We should be hearing from our best kids—not just from our smartest or craftiest or most sycophantic kids.
And he thinks a contest to find the 'best' student by his criteria won't be affected by sycophancy or craftiness? He's even dumber than I thought.
once asked a graduating class of M.B.A.s if they thought that cheating in business, though morally wrong, would make them more money, and virtually all of them said yes. Morality cannot always triumph over such cynicism.
Well, they were right - if cheating didn't make more money, then people wouldn't try it, would they? That doesn't mean the MBAs
would cheat - just that they thought it would make them more money. Gellman just doesn't have a good enough grasp of logic to write a professional column.

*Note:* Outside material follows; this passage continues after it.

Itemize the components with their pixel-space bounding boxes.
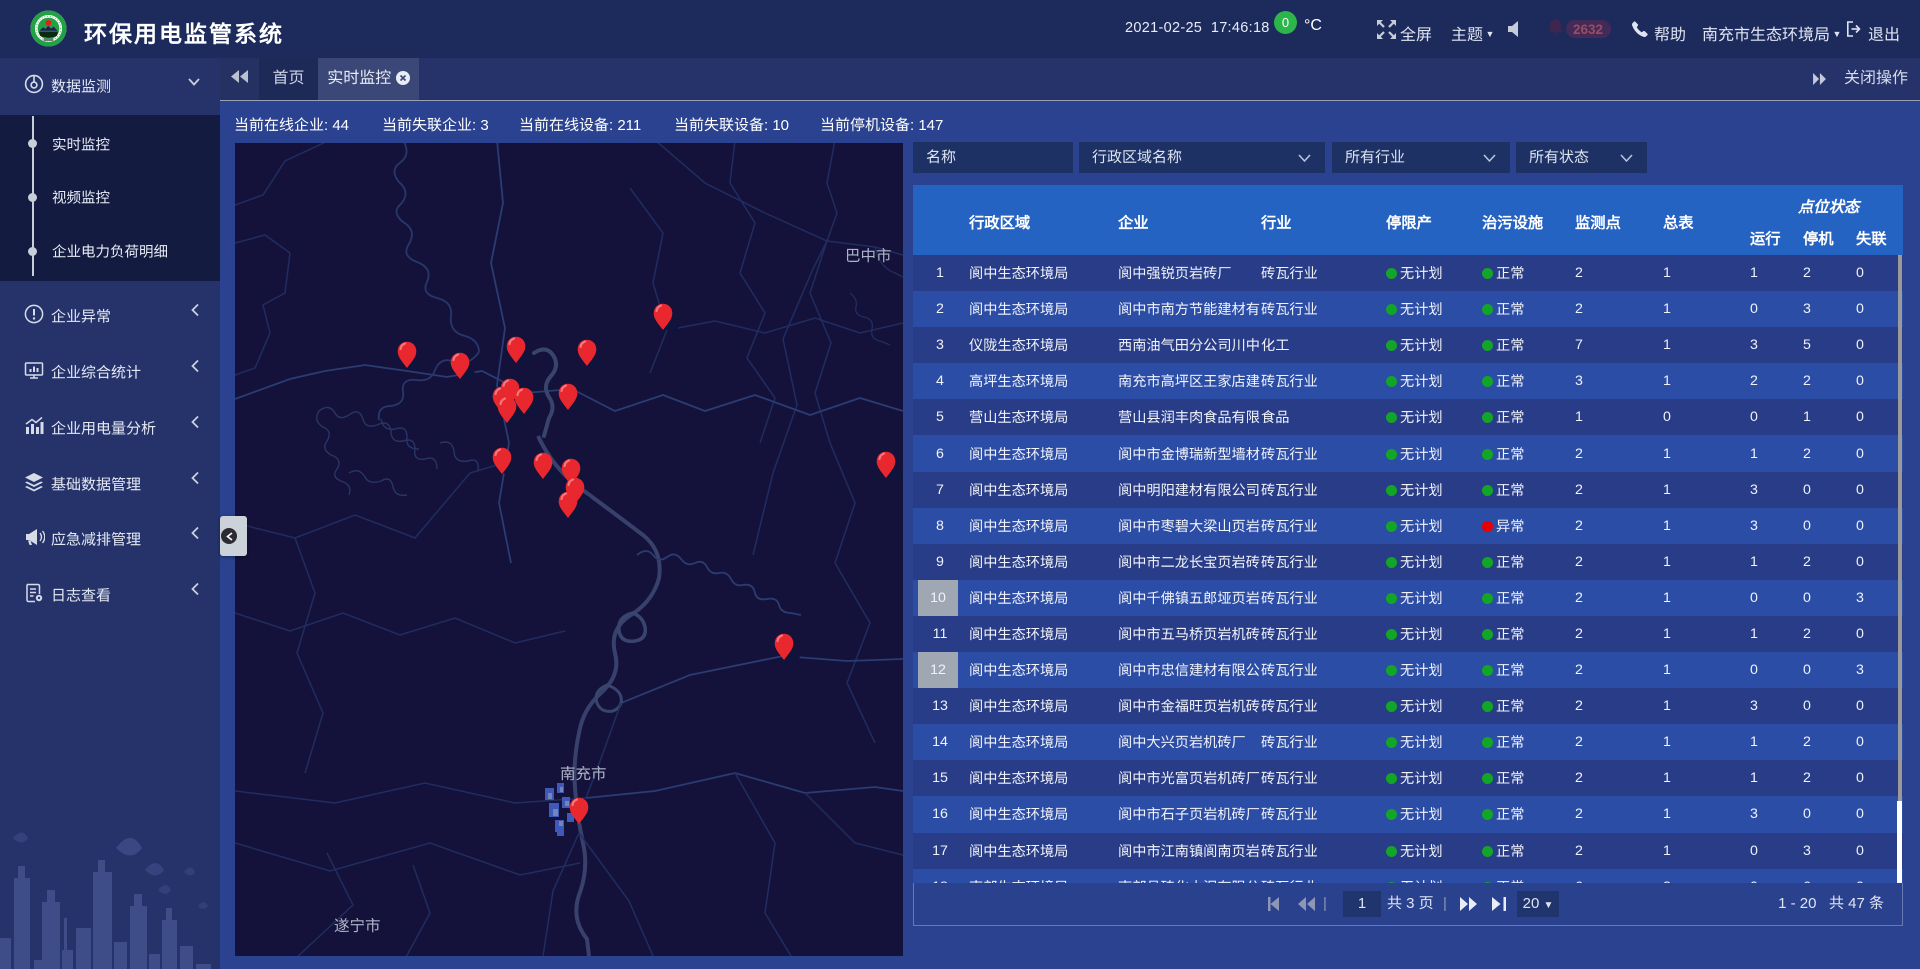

Let's face it, it was the idea of perceived 'virtue' over intelligence that got some people to vote for Bush rather than Gore or Kerry. Look what a disaster that was.
I do not mean to demean in any way the diligence and sacrifice of those students who actually take their studies seriously ... Getting the highest grades is just an entry-level drug to getting the highest salary and then to cooking the books to keep the stock price high, as at Enron, and then to jail. By transforming education into a grab for quantifiable returns, we produce a culture of grubby cheaters, plagiarizers and criminals who get the only barely twisted message that the bottom line is all that matters.
For fuck's sake, if that's not demeaning the students who take their studies seriously, then what is? Gellman is a hypocrite of the highest order.